FELIPE, MOIRISTA DE PRINCIPIO A FIN

Gabriel Fonnegra

En octubre de 1965, un puñado de jóvenes logra romper al fin con el cerril oportunismo que invadía sus filas. Acaudillados por Francisco Mosquera, dan vida al documento Hagamos del Moec un auténtico partido marxista-leninista,1 se proveen de un estado mayor y excavan los cimientos de una corriente nueva, la de la clase obrera revolucionaria. De ese primer Comité Ejecutivo Central, el de los fundadores pioneros, hacía parte un hombre de 21 años, nacido en Medellín: Carlos Arturo Londoño. En la actividad conspirativa utilizaba el nombre de batalla de Sebastián y después había de llamarse Felipe Mora, pero quizá en la historia revolucionaria será recordado como Felipe, a secas, como fraternalmente fue llamado por la militancia moirista.
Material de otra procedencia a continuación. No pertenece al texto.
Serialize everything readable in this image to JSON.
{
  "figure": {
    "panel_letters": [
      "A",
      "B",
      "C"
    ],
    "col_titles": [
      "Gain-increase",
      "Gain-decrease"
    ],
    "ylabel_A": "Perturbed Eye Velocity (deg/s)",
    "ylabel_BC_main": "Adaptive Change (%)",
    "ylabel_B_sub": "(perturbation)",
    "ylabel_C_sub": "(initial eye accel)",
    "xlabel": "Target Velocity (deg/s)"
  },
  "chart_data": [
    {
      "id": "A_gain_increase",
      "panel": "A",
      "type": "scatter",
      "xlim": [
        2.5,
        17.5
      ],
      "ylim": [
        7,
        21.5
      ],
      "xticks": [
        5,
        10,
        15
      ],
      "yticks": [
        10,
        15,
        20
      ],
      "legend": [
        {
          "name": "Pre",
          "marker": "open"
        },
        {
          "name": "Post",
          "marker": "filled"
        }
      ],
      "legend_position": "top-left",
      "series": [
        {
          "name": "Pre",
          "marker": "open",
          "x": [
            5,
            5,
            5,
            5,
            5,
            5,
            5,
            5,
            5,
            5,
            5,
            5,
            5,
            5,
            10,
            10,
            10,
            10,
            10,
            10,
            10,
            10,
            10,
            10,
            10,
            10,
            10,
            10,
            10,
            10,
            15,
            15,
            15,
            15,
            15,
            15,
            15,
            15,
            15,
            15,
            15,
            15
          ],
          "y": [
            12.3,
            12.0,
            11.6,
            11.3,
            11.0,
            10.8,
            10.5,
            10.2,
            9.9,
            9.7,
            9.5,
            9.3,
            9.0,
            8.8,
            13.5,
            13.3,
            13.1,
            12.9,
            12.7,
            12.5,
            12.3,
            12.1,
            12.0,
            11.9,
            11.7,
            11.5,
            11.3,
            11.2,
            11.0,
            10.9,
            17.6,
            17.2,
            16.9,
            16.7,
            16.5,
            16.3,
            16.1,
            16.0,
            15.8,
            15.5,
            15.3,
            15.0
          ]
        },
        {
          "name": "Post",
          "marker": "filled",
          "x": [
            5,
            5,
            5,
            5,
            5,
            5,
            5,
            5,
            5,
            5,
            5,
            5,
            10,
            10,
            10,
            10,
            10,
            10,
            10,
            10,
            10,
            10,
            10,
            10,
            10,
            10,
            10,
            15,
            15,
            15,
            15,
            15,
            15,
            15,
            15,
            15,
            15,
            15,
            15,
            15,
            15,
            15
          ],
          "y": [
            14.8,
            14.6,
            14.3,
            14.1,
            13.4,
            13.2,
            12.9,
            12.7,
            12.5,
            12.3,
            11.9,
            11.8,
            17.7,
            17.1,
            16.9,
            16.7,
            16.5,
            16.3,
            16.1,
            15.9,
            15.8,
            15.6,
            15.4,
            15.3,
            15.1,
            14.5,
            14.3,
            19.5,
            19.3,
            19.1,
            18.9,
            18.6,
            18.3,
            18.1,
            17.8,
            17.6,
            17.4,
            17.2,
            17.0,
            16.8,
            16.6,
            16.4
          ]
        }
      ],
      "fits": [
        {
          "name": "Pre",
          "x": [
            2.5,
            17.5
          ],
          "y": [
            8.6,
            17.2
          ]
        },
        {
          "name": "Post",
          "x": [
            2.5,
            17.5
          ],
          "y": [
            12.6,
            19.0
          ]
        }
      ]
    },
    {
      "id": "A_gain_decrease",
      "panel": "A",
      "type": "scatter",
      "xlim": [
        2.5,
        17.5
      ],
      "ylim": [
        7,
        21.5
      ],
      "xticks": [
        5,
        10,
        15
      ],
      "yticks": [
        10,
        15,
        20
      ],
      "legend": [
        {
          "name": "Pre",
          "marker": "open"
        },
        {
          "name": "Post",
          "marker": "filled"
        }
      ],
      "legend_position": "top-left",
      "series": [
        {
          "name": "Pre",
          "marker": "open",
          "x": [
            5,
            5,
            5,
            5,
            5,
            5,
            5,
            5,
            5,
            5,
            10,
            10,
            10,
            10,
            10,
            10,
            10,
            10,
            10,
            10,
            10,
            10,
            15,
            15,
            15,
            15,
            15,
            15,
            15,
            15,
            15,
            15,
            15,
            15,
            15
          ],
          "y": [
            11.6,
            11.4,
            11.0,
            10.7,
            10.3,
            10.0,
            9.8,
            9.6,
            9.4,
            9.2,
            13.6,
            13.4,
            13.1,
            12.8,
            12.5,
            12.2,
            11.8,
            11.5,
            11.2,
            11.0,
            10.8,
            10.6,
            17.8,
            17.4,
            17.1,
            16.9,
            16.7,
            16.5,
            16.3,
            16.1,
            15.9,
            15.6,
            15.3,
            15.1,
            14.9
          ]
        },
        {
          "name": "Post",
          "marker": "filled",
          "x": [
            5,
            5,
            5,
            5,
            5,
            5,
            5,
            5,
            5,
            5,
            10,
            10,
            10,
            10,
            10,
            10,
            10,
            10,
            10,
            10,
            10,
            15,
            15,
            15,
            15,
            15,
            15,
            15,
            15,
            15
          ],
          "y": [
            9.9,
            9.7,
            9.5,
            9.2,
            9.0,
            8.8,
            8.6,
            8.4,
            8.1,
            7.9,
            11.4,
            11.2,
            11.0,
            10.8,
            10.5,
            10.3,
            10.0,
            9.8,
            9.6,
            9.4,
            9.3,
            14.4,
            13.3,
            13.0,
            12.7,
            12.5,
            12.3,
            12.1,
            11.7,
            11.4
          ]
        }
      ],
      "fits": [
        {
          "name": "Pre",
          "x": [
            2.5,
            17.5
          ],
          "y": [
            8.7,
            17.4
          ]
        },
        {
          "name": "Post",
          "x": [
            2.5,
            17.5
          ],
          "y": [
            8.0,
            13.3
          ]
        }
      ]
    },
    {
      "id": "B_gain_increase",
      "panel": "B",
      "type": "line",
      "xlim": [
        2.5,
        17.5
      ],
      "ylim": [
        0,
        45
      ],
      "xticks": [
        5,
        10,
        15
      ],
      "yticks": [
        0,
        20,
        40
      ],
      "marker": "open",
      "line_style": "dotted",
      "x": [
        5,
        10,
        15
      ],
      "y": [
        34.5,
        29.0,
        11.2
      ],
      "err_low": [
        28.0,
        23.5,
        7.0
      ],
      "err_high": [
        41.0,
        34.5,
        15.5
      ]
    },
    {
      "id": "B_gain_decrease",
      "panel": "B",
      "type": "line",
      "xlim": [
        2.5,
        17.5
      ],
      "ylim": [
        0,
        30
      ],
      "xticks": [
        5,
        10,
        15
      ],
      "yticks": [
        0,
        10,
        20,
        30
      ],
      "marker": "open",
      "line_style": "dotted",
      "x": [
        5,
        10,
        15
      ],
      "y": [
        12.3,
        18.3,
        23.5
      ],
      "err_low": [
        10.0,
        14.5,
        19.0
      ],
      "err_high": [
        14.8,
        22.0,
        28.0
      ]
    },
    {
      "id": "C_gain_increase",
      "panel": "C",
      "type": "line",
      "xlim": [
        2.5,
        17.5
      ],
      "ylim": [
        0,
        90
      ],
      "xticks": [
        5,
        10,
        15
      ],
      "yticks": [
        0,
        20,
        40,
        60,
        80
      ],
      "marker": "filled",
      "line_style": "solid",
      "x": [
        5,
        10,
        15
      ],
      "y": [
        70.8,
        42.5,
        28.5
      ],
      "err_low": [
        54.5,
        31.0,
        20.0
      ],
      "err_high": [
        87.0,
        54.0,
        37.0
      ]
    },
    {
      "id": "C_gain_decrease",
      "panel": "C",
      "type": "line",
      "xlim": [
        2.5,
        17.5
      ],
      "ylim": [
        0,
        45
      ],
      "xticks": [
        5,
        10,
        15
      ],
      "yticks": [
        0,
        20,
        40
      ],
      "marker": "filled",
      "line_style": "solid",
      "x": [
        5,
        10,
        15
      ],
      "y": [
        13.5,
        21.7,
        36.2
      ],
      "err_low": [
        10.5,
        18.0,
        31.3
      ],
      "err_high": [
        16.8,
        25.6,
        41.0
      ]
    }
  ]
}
Cuando el pasado 8 de abril, treinta y cuatro años más tarde, los cientos de leales que venían desde todo el país a tributarle honores póstumos comenzaron a desbordar la amplia casona del Pequeño Teatro, en Medellín, el dolor más profundo se reflejaba en los semblantes. Había muerto un verdadero jefe.

Pero a la par, como si concurrieran a otra jornada de combate, de las muchas y victoriosas que encabezara el dirigente fallecido, sus fieles camaradas expresaban en gestos y palabras la más resuelta decisión. La atmósfera reinante en ese día tan luctuoso para los revolucionarios, fue resumida con sentencia certera por nuestro secretario general: «El viernes vi a la gente muy triste –afirmó Héctor Valencia—. Pero con la publicación del comunicado en el que señalamos la posición del MOIR ante la actual lucha de clases, vi también que había altas esperanzas en los ojos llorosos».

Desde el comienzo

Carlos Arturo Londoño Londoño nació el 11 de junio de 1944, hijo de Alfonso Londoño Navas, jefe liberal en San Jerónimo, y de Marina Londoño. En 1967 contrajo matrimonio con Elvia Velásquez. Deja dos hijos: Felipe, de 31 años, abogado, y Andrés, de 27, administrador de empresas.
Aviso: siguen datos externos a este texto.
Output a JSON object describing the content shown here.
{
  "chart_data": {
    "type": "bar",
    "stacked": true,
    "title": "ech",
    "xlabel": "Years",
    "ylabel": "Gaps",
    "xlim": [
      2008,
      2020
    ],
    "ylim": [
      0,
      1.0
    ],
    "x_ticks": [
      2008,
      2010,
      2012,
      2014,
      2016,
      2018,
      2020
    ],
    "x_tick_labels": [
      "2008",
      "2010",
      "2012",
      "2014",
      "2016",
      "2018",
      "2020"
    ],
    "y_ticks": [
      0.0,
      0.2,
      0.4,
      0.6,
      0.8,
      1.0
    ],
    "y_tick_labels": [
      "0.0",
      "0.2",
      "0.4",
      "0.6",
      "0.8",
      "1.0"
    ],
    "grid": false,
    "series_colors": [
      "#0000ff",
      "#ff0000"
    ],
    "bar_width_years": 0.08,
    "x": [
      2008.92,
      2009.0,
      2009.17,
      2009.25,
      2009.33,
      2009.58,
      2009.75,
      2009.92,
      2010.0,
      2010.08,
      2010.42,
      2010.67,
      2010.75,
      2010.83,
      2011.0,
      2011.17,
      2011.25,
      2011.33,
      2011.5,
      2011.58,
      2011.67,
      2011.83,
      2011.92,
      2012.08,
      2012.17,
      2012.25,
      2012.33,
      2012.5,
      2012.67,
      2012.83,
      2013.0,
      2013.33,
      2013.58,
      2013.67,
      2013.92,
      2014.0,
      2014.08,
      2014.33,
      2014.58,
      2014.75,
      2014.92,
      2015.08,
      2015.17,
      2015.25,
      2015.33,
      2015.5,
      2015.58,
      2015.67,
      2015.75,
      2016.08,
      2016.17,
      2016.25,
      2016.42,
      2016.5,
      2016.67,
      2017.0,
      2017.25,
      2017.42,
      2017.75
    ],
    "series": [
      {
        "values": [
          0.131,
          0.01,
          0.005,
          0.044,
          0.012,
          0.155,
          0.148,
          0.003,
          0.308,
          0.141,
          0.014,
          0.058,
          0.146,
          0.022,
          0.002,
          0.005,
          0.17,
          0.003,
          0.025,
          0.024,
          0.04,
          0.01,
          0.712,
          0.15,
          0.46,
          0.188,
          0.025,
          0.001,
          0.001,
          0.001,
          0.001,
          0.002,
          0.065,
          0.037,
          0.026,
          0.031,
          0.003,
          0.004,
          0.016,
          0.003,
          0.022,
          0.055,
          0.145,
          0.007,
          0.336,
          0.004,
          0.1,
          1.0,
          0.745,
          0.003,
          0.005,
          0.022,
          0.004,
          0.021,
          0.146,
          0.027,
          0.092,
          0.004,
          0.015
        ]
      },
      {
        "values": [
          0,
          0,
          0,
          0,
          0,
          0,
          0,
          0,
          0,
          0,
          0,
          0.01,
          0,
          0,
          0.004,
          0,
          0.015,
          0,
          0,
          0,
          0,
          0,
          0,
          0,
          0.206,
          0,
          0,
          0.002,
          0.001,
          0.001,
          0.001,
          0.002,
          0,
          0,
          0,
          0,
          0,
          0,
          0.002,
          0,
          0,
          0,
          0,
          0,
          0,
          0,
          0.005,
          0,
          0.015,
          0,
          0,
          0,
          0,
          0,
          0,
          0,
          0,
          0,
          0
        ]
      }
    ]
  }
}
Se crió desde muy niño en el barrio Buenos Aires, un extenso suburbio de ladera sumergido en el tango y en el fútbol. Era un vecindario de clase media, pero también de arraigo obrero y popular.

Hacia 1961, el año en que Felipe entra en el Moec, la juventud de la barriada vivía en plena ebullición. En las diarias tertulias se oían Radio Habana y Radio Pekín. A precios irrisorios se ofrecían en grandes cantidades libros y textos de marxismo. Millares de revistas circulaban de mano en mano.
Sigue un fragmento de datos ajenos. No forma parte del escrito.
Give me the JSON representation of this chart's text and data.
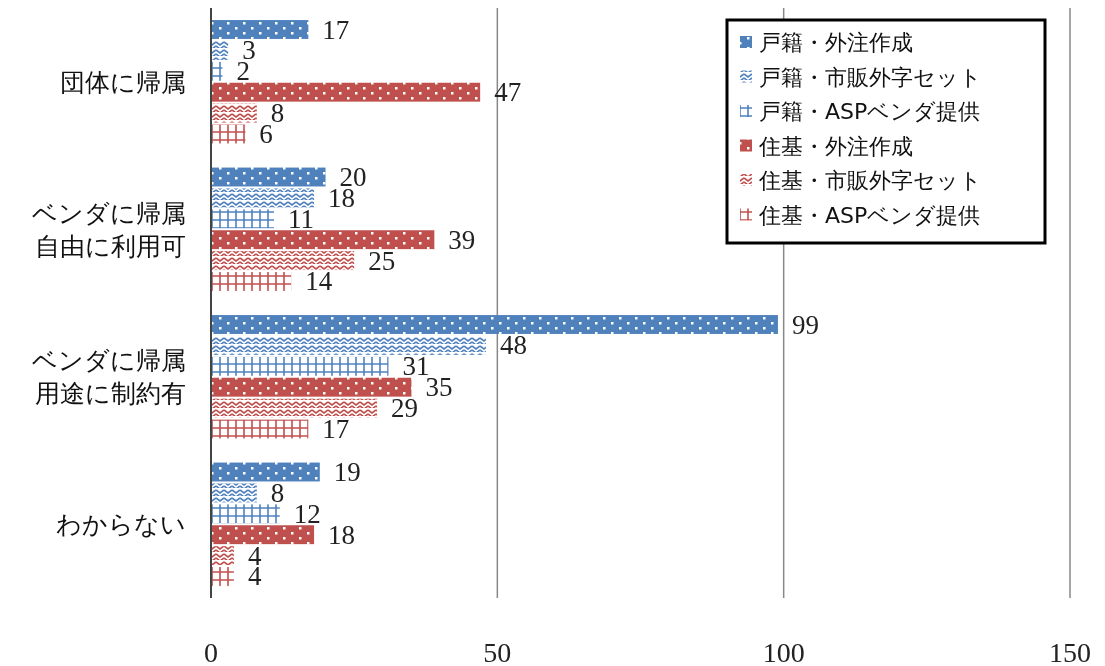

Por sus dotes de líder y su enorme capacidad, no tardó el nuevo adepto en jugar un papel de primer orden en la recién creada dirección regional. Fue tenido también en cuenta, pese a su juventud, para destinos reservados a dirigentes nacionales. Contaba apenas 20 abriles cuando se desplazó a China a recibir un curso de milicia y política. Se embarcó en un carguero de la Italian Line, que lo llevó desde La Guaira a Barcelona. De allí siguió por tren hasta París, Moscú y Pekín. Allí tuvo la suerte de ver de cerca los procesos de dos de los más cruciales episodios en la historia contemporánea: la polémica de Mao con los revisionistas soviéticos y, en sus prolegómenos, la Gran Revolución Cultural Proletaria.

Ya de vuelta en Colombia, retomó sus tareas con mayor entusiasmo y absoluta dedicación. «En el barrio Buenos Aires, por el año 65 –cuenta Carlos Macías—2, existía una célula del Moec en la que militábamos algunos estudiantes, trabajadores y artesanos. El contacto del organismo con las instancias superiores, que actuaban en la más absoluta clandestinidad, era precisamente Felipe. Corría el mes de marzo y, una mañana, Felipe me invitó a conocer a Andrés. Se trataba de un jefe nacional que venía buscando escampadero, sentenciado a muerte en Bogotá por la fracción militarista, y aspirando a instalarse en Medellín, a instancias de Felipe, quien le había ofrecido su propia casa. No era otro que Francisco Mosquera. Andrés nos explicó en detalle el severo conflicto por el que atravesaba el Moec. Nos informó también que estaba concentrado puliendo un material contra el nidal oportunista. Fue aquí donde acabó de redactar Hagamos del Moec, nuestra pila bautismal, por así decirlo». En ese documento Mosquera señalaba que no había en Colombia condiciones propicias para la lucha armada y nos convocaba a impulsar dos tareas: construir un partido en el seno del proletariado, con su sello de clase inconfundible, y desgajar de las centrales un movimiento obrero independiente.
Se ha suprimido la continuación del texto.